MTA


Hello friends. I afford you my gracious treatment of New York public transportation. I will try to be civil, in that this is a family space.


MTA stands for Metropolitan Transit Authority, and it currently runs my life (more like running it into the ground).Today was an unusually wet day in the City of New York, but certainly not on the level of the hurricane doomsdayists are predicting ( google: New York, Hurricane, 60 years). Generally, rain= late. This equation is not full-proof, however, as I learned today. Catching the 7 train to 74st, the F to 21 st, and bus Q19a to work, I actually arrived 30mins early in spite of the downpour.

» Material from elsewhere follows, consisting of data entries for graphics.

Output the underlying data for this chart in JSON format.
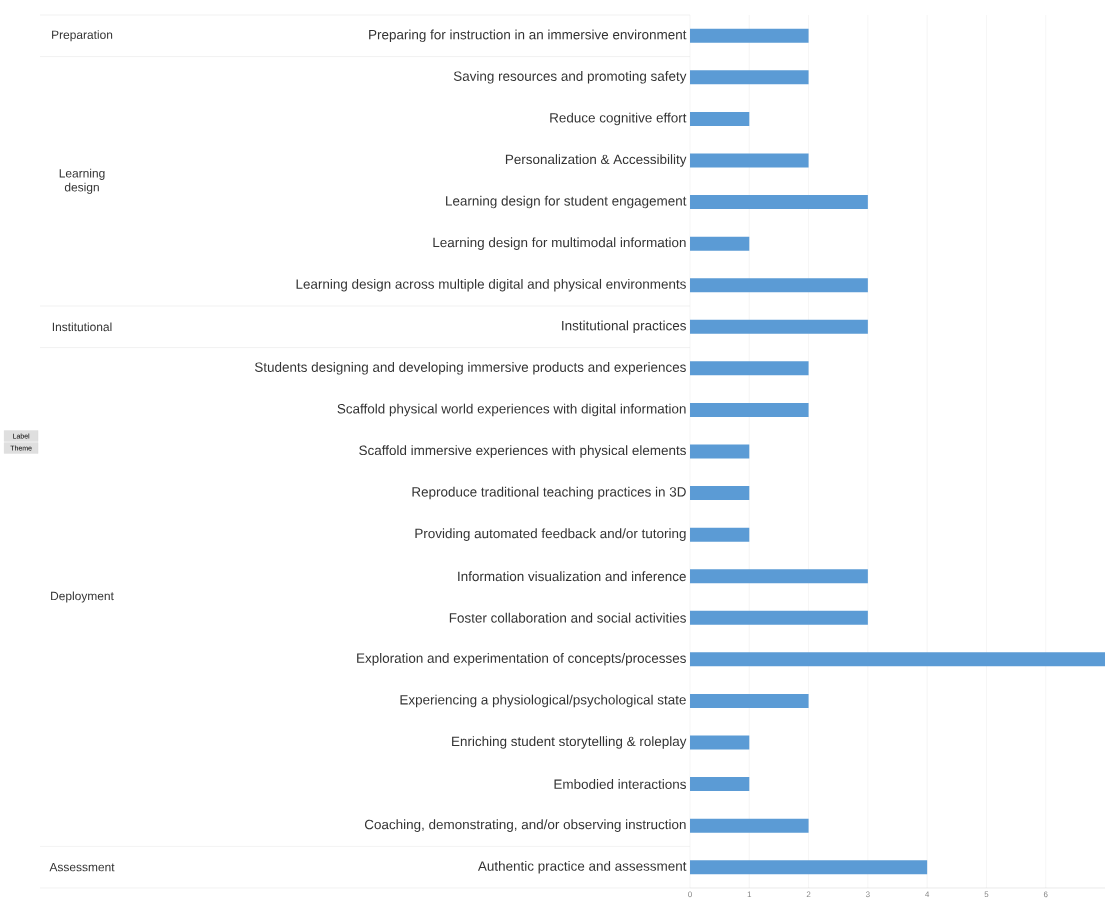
{
  "chart_data": {
    "type": "bar",
    "orientation": "horizontal",
    "color": "#5b9bd5",
    "grid": "x",
    "categories": [
      "Preparing for instruction in an immersive environment",
      "Saving resources and promoting safety",
      "Reduce cognitive effort",
      "Personalization & Accessibility",
      "Learning design for student engagement",
      "Learning design for multimodal information",
      "Learning design across multiple digital and physical environments",
      "Institutional practices",
      "Students designing and developing immersive products and experiences",
      "Scaffold physical world experiences with digital information",
      "Scaffold immersive experiences with physical elements",
      "Reproduce traditional teaching practices in 3D",
      "Providing automated feedback and/or tutoring",
      "Information visualization and inference",
      "Foster collaboration and social activities",
      "Exploration and experimentation of concepts/processes",
      "Experiencing a physiological/psychological state",
      "Enriching student storytelling & roleplay",
      "Embodied interactions",
      "Coaching, demonstrating, and/or observing instruction",
      "Authentic practice and assessment"
    ],
    "values": [
      2,
      2,
      1,
      2,
      3,
      1,
      3,
      3,
      2,
      2,
      1,
      1,
      1,
      3,
      3,
      7,
      2,
      1,
      1,
      2,
      4
    ],
    "xlim": [
      0,
      7
    ],
    "xticks": [
      0,
      1,
      2,
      3,
      4,
      5,
      6
    ],
    "annotations": [
      "Preparation",
      "Learning design",
      "Institutional",
      "Deployment",
      "Assessment",
      "Label",
      "Theme"
    ]
  }
}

I must comment here that the first “M” in the acronym MTA could easily stand for mercurial. Some mornings, I leave my house at 7 and sneak in the door of my school at 8. Others (like today), I leave at 7 and I end up reading a chapter or two from book du jour in a spare classroom (which, gasp, is currently Sense & Sensibility). This is madness. There are no formulae, no reasons, or divine oracles that can ever tell you how long your commute will be. Saints, Sages, Fools, and Princes (well… no not them, they take cabs) all wait alike on rain soaked benches for buses long in coming. It is also axiomatic that the smell of urine is directly proportional to the length of time one waits. And so rule number one, as I alluded to before, is that one should always have something to read on public transport.


But, back to today…

I left the High School where I teach to catch the F train to St. John’s where I am a student. I walked 15 minutes to Queensbridge Station to catch the F train. Or so I thought:

Water was everywhere and none was for the drinking (10pts if you can name the reference). When one owns a car, an abundance of rain is a mere inconvenience- a mild hazard at worst. But when one is at the mercy of a machine that works in underground tunnels, lots of rain means lots of problems. Let me break it down, math teacher style:

Rain+Gravity+Low elevation= Puddle
assume: low elevation=subway tunnel

now let us substitute “low elevation” for its equivalent:

Rain+Gravity+Subway Tunnel= Puddle= mass chaos


Lest my proof confuse you, I will be very explicit. My trains did not run today. Let me repeat, My train was down without any indication as to when normal service would continue. I haven’t been that stranded since junior high. To make matters worse, I had a meeting in 1hr, no telephone numbers to call ahead, and no map (what a day to forget it). Needless to say, I was VERY late to my meeting; someone had to come and pick me up.

I say all this to say that dealing with MTA is a learned helplessness. Its humbling to think that a major component of my professional identity is completely out of my control.

Odd little Faustian bargain this: $75/month for a metrocard. I suppose this is how life goes up here.